Parler de « Civilisations mystérieuses », c’est évoquer avant tout ce nom prestigieux : l’Atlantide, ce continent légendaire qui aurait été englouti sous les eaux de l’océan que nous nommons d’après lui justement Atlantique.
Les textes de Platon
A qui, nous autres Occidentaux, devons-nous la révélation de l’Atlantide ? Au philosophe grec Platon qui relatait en détail l’histoire et la destinée tragique des Atlantes dans deux de ses dialogues, le Timée et le Critias. Ce dernier lui était consacré tout entier, et portait d’ailleurs le sous-titre : l’Atlantide. C’est à vrai dire, non pas le philosophe lui-même mais Critias, l’un des élèves favoris de Platon qui invoquait pour l’existence des Atlantes le témoignage de son ancêtre direct, le législateur athénien Solon ; Solon, lors d’un séjour en Egypte, avait rencontré un prêtre de Saïs, cité du delta du Nil, qui lui avait raconté, d’après les archives sacrées auxquelles il avait eu accès, l’étonnante histoire de l’Atlantide. Ainsi, le prêtre égyptien avait déclaré : « Vous ne vous souvenez (il s’adressait aux Hellènes en général) que d’un seul déluge, mais il y en a eu plusieurs. De temps à autre, les civilisations sont anéanties par les eaux que déverse le ciel. » D’après l’historien Diogène Laërce, les prêtres égyptiens possédaient dans leurs archives secrètes des manuscrits antérieurs de 48 863 années au règne d’Alexandre le Grand, et c’est en l’an 9564, avant notre ère, que se situait le formidable cataclysme qui engloutit l’Atlantide.

Mais reportons-nous maintenant au Critias de Platon, que nous citerons d’après la traduction française de Léon Robin. Nous apprenons que l’Atlantide formait une très grande île – le terme continent se trouvant en fait bien plus exact, comme pour l’Australie – au centre de laquelle se déployait une plaine très fertile ; non loin d’elle, à une distance de cinquante stades environ (Un stade valait un peu moins de 178 de nos mètres, un plèthre (autre mesure grecque ancienne) un peu moins de 30 mètres.) se trouvait une haute montagne. Sur celle-ci vécut d’abord un couple humain, celui d’Evenor et de son épouse Leucippe qui eurent une fille unique, Clito, dont le dieu de la mer en personne s’éprit.
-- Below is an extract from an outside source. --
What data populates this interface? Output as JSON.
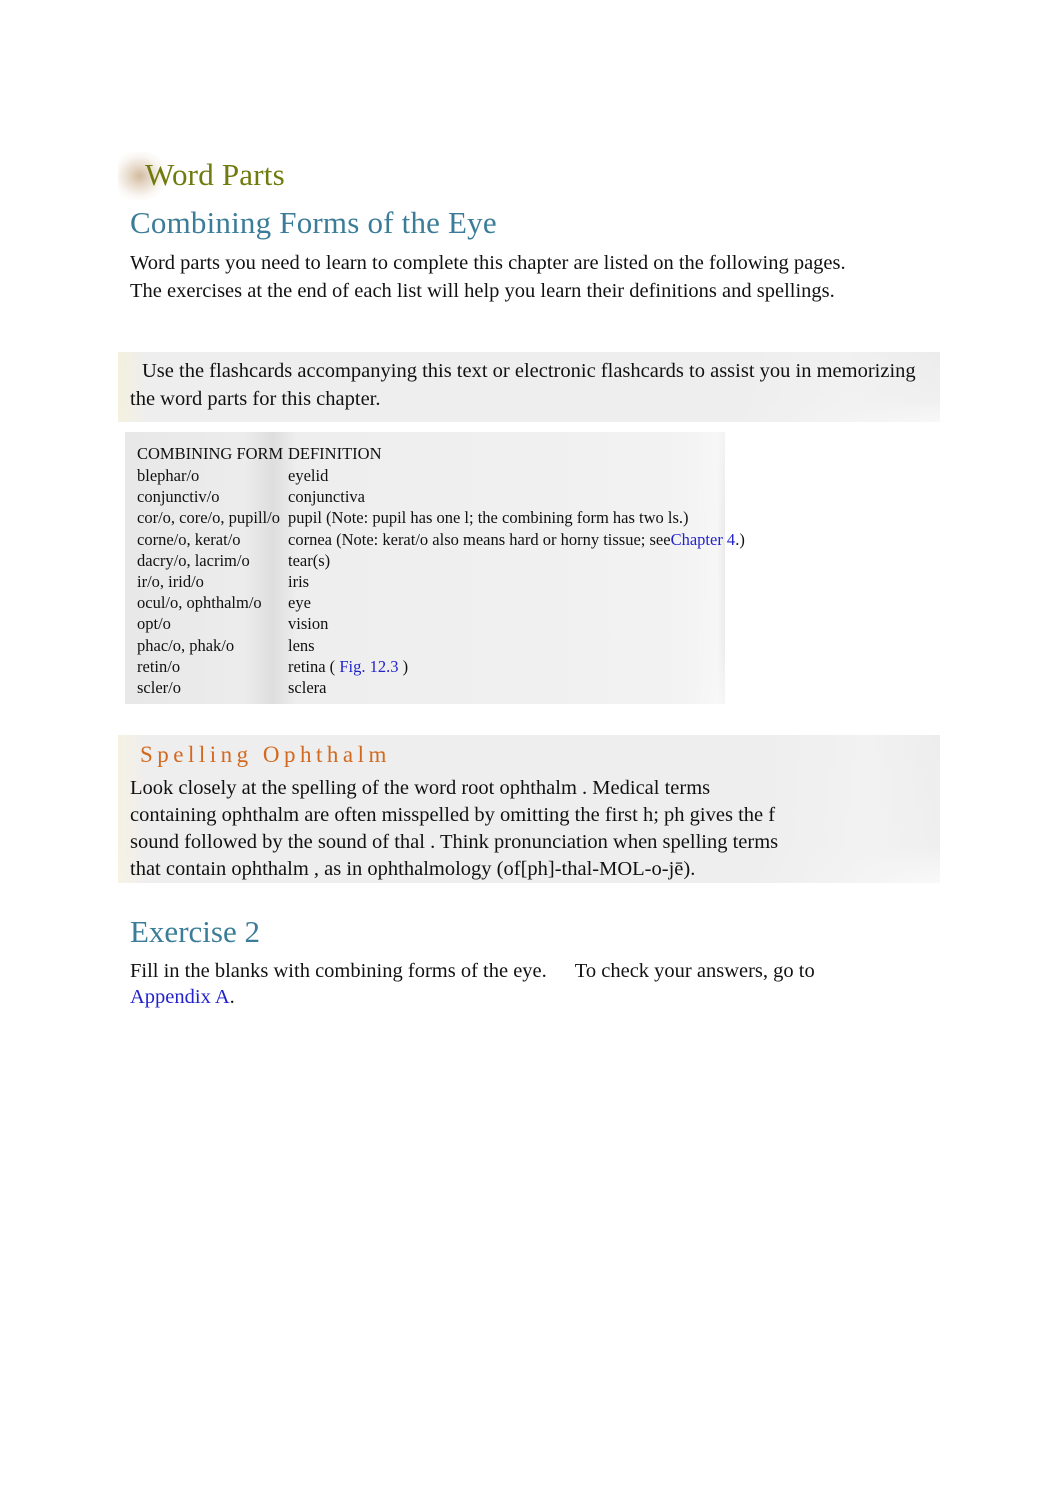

« Sur ces entrefaites, Poséidon étant venu à la désirer, il s’unit à elle, et la haute colline sur laquelle elle habitait, il en abattit tout alentour des pentes, la transformant ainsi en une solide forteresse, établissant les unes autour des autres, alternativement plus petites et plus grandes, de véritables roues de terre et de mer, deux de terre et trois de mer, comme si, à partir du centre de l’île, il eût fait marcher un tour de potier et éloigner du centre en tous sens ces enceintes alternées, rendant ainsi inaccessible aux hommes le coeur de la forteresse : il n’y avait encore, en effet, ni navires ni navigation (Ces origines de la civilisation atlante se situeraient donc à une époque nettement préhistorique.). Puis, ce milieu de l’île, ce fut Poséidon en personne qui, tout à l’aise en sa qualité de dieu, lui donna sa parure, en faisant de dessous la terre jaillir à la surface une double eau de source, l’une chaude, l’autre froide, qui coulait d’une fontaine en faisant produire à la terre une nourriture variée et en quantité suffisante ».

Le Critias nous apporte aussi de fort curieuses précisions sur les splendides réalisations architecturales des Atlantes : « Ils creusèrent, en partant de la mer, un canal de trois pieds de profondeur et d’une largeur de cinquante stades (Nous voici donc transportés en plein épanouissement, cette fois, d’une civilisation maritime.) et ils en conduisirent la percée jusqu’à la douve circulaire la plus extérieure ; grâce à ce canal, ils donnèrent aux navires le moyen de remonter de la mer jusqu’à cette douve, comme vers un port, après y avoir ouvert une bouche assez grande pour permettre l’entrée des plus grands vaisseaux. Comme il était naturel, ils firent aussi, face aux ponts, dans les levées circulaires de terre qui, en les séparant, clôturaient les enceintes de mer, des ouvertures suffisantes pour qu’une seule trirème y naviguât d’une de ces dernières dans l’autre ; puis ils les couvrirent d’un plafond assez haut pour permettre endessous la navigation, car les bords des levées de terre dépassaient d’une hauteur suffisante le niveau de la mer.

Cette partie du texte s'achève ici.